Mahkemece, iddianın sabit olduğu gerekesi ile davanın kabulüne karar verilmiştir.
Dosya içeriği ve toplanan delillerden, çekişme konusu 1053 ada 13 parsel sayılı taşınmazda davacıların 3, 5 ve 7 nolu bağımsız bölümlerin malikleri oldukları, davalı şirketin taşınmazda kayıttan ve mülkiyetten kaynaklı bir hakkının bulunmadığı, tapu müdürlüğünden celp edilen yönetim planında bodrum 2. katın kullanım hakkının dava dışı Ensar Kaynak’a ait olduğunun belirtildiği, anılan şahsın davalı şirketi temsile yetkili olduğu, taşınmazın 31.10.2011 tarihinde boşaltıldığının tarafların kabulünde olduğu anlaşılmakla haksız kullanım belirlenerek ecrimisile hükmedilmesi kural olarak doğrudur.
Ancak;
Bilindiği ve gerek öğretide ve gerekse yargısal uygulamalarda ifade edildiği üzere ecrimisil, diğer bir deyişle haksız işgal tazminatı, zilyet olmayan malikin, malik olmayan kötüniyetli zilyetten isteyebileceği bir tazminat olup, 08.03.1950 tarih 22/4 sayılı İçtihadı Birleştirme Kararında; fuzuli işgalin tarafların karşılıklı birbirine uygun iradeleri ile kurduğu kira sözleşmesine benzetilemeyeceği, niteliği itibarı ile haksız bir eylem sayılması gerektiği, haksız işgal nedeniyle oluşan zararın tazmin edilmesi gerekeceği vurgulanmıştır.

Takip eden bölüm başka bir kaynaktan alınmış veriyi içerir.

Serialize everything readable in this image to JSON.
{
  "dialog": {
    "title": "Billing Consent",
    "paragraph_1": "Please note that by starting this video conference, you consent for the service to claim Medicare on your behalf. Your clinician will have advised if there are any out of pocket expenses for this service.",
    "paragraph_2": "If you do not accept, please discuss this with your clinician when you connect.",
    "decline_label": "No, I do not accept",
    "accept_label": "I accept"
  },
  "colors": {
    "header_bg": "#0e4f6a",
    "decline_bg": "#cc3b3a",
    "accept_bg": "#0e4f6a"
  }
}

Ecrimisil, haksız işgal nedeniyle tazminat olarak nitelendirilen özel bir zarar giderim biçimi olması nedeniyle, en azı kira geliri karşılığı zarardır. Bu nedenle, haksız işgalden doğan normal kullanma sonucu eskime şeklinde oluşan ve kullanmadan kaynaklanan olumlu zarar ile malik ya da zilyedin yoksun kaldığı fayda (olumsuz zarar) ecrimisilin kapsamını belirler. Haksız işgal, haksız eylem niteliğindedir (YHGK"nun 25.02.2004 gün ve 2004/1-120-96 sayılı kararı).
25.05.1938 tarih ve 29/10 sayılı Yargıtay İçtihadı Birleştirme Kararı ve Yargıtay"ın aynı yoldaki yerleşmiş içtihatları uyarınca ecrimisil davaları beş yıllık zamanaşımına tabi olup bu beş yıllık süre dava tarihinden geriye doğru işlemeye başlar.

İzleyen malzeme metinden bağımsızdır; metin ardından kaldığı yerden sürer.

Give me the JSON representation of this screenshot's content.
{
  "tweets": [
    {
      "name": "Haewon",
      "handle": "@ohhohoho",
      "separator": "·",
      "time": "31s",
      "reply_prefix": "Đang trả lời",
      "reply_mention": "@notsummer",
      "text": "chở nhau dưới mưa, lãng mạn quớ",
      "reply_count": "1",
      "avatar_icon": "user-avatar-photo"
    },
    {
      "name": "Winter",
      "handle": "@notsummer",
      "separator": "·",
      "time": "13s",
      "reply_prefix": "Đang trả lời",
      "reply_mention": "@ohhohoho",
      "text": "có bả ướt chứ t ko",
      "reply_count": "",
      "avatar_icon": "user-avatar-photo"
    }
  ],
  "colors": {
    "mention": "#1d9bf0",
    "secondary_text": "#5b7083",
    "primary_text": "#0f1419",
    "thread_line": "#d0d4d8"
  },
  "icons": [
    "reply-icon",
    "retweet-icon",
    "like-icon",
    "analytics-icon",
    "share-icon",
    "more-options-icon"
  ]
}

Hemen belirtilmelidir ki, ecrimisil hesabı uzmanlık gerektiren bir husus olup, taşınmazın niteliğine uygun bilirkişi marifetiyle keşif ve inceleme yapılarak ve taleple bağlı kalınarak haksız işgal tazminatı miktarı belirlenmelidir. Alınan bilirkişi raporu, somut bilgi ve belgeye dayanmalı, tarafların ve hakimin denetimine açık, değerlendirmenin gerekçelerinin bilimsel verilere ve HMK"nın 266 vd. maddelerine uygun olmalıdır.
Bu nedenle, özellikle tarım arazilerinin haksız kullanımı nedeniyle ürün esasına göre talep varsa, bu konudaki resmi veriler, taşınmazın bulunduğu bölgede ekilen tarım ürünlerinin neler olduğu tarım il veya ilçe müdürlüğünden sorulmalı, ekildiği bildirilen ürünlerin ecrimisil talep edilen yıllara göre birim fiyatları ve dekara verim değerleri, hal müdürlüğünden ilgili dönem için getirtilmeli, bölgede münavebeli ekim yapılıp yapılmadığı, taşınmazın nadasa bırakılıp bırakılmadığı tespit edilmelidir.

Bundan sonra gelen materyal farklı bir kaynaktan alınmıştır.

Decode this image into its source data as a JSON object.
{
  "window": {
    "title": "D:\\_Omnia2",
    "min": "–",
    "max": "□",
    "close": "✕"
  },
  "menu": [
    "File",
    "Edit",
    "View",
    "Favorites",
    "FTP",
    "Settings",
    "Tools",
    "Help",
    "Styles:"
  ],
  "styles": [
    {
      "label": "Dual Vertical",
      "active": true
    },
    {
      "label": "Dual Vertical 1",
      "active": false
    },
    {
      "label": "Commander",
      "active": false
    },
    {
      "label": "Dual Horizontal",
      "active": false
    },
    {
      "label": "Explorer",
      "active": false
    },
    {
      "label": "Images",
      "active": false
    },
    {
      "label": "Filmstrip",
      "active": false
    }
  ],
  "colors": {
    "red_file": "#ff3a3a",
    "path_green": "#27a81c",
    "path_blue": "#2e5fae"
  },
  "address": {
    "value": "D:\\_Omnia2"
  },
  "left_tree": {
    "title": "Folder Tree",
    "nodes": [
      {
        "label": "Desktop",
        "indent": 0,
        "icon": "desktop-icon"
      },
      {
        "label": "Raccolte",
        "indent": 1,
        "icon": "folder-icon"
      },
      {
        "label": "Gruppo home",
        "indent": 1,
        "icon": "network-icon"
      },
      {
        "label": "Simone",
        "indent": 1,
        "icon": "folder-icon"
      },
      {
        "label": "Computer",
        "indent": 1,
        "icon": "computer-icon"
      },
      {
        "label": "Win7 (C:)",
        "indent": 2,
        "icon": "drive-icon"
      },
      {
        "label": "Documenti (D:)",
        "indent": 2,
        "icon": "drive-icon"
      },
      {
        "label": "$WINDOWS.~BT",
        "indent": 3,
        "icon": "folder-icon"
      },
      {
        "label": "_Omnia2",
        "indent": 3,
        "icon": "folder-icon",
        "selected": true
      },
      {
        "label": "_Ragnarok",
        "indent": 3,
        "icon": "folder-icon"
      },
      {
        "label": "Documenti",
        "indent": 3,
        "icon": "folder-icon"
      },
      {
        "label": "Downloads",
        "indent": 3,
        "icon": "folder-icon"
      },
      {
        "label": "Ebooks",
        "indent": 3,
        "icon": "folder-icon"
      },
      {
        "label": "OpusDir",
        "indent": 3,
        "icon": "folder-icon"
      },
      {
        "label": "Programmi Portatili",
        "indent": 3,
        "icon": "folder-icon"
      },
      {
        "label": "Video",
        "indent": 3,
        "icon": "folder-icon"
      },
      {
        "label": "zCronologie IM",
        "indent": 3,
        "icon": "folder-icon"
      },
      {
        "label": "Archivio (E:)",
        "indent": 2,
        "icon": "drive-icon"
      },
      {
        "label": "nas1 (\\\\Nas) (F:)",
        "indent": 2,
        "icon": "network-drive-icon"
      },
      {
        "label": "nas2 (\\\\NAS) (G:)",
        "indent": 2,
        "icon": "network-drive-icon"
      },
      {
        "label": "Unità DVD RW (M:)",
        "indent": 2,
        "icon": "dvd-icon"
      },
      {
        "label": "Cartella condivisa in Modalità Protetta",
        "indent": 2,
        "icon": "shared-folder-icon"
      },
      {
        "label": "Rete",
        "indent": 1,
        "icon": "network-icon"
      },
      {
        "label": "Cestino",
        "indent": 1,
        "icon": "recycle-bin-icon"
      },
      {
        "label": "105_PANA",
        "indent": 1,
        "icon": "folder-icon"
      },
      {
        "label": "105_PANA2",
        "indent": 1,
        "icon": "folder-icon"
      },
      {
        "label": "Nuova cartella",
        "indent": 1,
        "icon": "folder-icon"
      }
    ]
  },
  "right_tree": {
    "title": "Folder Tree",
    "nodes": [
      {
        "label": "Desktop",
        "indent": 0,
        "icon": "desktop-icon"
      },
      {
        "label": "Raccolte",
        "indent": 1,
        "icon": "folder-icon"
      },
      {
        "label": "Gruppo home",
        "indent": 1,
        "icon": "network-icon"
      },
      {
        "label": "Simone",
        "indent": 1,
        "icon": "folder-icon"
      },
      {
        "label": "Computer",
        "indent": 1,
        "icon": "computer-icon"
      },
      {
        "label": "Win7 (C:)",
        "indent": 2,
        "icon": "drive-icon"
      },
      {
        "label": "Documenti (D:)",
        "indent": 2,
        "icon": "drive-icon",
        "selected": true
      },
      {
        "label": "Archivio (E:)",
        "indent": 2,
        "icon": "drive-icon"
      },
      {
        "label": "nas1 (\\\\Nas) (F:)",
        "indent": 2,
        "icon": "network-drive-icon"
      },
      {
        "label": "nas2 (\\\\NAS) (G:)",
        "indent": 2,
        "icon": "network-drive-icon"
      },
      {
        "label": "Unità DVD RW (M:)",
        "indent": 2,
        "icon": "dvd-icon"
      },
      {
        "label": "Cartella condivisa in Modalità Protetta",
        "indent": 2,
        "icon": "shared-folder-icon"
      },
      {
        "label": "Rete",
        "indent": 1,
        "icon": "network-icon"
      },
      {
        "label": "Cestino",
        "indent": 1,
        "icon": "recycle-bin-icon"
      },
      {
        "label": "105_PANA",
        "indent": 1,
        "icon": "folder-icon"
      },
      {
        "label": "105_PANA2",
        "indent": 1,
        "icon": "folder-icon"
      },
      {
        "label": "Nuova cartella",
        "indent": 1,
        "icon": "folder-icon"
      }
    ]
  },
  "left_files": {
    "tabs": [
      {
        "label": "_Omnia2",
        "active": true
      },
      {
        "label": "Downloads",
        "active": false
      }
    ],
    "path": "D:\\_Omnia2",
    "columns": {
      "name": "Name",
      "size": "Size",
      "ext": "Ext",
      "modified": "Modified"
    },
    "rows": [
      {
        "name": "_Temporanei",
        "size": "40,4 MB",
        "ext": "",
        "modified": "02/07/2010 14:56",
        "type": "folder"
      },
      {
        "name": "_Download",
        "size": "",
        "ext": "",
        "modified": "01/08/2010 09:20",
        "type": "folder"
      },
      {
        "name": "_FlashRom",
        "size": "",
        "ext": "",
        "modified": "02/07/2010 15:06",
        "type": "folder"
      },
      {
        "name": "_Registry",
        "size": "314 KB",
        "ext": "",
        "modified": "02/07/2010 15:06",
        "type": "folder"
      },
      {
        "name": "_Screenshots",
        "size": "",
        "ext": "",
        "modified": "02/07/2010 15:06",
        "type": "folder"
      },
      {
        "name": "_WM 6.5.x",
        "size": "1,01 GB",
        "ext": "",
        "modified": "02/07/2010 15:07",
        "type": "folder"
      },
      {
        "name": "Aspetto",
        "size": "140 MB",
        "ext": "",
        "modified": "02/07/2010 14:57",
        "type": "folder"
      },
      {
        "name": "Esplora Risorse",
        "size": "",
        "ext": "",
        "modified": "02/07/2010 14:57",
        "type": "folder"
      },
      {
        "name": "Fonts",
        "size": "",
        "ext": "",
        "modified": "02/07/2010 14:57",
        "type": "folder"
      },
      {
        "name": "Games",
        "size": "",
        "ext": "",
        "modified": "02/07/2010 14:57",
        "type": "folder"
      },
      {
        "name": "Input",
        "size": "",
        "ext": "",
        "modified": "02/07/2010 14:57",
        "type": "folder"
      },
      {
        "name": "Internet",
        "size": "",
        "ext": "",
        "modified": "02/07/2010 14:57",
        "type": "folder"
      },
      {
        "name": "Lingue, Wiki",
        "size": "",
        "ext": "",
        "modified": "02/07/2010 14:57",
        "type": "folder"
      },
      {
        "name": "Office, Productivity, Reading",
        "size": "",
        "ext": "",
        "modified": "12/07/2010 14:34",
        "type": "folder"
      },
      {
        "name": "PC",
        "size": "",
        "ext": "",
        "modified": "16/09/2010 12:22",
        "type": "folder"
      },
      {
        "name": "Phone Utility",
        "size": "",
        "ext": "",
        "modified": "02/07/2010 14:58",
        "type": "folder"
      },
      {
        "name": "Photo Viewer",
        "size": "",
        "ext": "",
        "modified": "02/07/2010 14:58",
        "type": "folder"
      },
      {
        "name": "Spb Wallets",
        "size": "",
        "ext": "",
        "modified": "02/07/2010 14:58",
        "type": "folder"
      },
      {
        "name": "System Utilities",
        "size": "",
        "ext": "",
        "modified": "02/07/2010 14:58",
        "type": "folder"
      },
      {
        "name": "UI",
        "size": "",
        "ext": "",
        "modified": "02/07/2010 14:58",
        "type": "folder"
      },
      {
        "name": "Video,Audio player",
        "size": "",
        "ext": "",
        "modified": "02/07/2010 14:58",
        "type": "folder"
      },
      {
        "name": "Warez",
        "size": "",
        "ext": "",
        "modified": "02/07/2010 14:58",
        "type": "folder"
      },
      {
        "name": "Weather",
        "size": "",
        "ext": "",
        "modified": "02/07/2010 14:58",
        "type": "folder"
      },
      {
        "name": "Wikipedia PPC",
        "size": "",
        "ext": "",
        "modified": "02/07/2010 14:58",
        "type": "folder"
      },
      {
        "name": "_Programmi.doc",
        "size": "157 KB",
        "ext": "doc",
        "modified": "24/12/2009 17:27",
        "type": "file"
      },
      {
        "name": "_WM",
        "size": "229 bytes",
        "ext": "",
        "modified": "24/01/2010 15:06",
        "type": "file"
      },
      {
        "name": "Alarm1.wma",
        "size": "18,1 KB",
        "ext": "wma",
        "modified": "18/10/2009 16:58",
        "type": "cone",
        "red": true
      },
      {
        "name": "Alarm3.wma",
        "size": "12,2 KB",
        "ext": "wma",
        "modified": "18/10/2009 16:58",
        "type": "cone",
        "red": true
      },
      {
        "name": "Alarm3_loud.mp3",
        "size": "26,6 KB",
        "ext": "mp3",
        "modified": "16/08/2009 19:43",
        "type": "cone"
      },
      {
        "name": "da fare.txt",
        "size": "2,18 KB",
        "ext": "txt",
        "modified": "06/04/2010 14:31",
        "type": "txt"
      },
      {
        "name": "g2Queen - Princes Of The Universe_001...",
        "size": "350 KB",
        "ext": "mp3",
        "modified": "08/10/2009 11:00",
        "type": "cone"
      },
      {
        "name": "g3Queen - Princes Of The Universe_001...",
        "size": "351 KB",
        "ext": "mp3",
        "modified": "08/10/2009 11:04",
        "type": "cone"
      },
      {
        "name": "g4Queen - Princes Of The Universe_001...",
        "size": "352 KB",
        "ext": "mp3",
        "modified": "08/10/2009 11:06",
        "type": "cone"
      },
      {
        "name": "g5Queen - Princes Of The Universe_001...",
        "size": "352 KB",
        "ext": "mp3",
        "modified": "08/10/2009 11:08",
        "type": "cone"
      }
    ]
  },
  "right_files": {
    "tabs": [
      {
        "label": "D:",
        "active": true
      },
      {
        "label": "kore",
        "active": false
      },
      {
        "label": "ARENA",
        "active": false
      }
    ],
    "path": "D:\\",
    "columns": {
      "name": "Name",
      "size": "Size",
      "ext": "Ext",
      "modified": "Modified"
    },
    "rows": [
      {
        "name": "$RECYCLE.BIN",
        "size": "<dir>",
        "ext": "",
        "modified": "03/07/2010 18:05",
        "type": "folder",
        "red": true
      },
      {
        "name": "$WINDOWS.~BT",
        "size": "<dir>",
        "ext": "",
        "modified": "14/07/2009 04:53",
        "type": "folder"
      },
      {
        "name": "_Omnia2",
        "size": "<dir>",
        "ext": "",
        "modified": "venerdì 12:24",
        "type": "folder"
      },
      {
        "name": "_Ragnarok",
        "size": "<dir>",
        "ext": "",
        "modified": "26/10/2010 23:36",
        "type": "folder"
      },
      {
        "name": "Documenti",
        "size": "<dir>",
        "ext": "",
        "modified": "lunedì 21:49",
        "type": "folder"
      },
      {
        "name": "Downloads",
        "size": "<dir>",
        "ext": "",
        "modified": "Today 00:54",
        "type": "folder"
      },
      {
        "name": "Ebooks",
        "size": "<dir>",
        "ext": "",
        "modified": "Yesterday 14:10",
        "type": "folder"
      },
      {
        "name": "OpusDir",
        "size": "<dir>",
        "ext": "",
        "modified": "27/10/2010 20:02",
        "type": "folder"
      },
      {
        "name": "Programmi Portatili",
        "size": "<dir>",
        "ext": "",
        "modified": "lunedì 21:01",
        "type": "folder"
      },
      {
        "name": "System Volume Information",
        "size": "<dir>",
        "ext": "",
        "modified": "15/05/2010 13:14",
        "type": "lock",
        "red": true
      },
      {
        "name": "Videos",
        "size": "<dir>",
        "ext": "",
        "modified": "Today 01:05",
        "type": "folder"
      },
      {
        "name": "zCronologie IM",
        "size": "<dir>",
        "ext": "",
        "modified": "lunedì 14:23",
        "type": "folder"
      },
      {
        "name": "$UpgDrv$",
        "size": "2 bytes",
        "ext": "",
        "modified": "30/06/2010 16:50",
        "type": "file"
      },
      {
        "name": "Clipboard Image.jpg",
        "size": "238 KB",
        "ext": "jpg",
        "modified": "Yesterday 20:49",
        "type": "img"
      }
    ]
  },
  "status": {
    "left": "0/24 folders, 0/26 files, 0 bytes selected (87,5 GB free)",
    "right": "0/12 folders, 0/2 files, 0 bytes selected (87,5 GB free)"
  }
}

Eğer, özellikle arsa ve binalarda kira esasına göre talep varsa, taraflardan emsal kira sözleşmeleri istenmeli, gerekirse benzer nitelikli yerlerin işgal tarihindeki kira bedelleri araştırılıp, varsa emsal kira sözleşmeleri de getirtilmeli, dava konusu taşınmaz ile emsalin somut karşılaştırması yapılmalı, üstün veya eksik tarafları belirlenmelidir.
İlke olarak, kira geliri üzerinden ecrimisil belirlenmesinde, taşınmazın dava konusu ilk dönemde mevcut haliyle serbest şartlarda getirebileceği kira parası, emsal kira sözleşmeleri ile karşılaştırılarak, taşınmazın büyüklüğü, niteliği ve çevre özellikleri de nazara alınarak yöredeki rayiçe göre belirlenir. Sonraki dönemler için ecrimisil değeri ise ilk dönem için belirlenen miktara ÜFE artış oranının tamamının yansıtılması suretiyle bulunacak miktardan az olmamak üzere takdir edilir.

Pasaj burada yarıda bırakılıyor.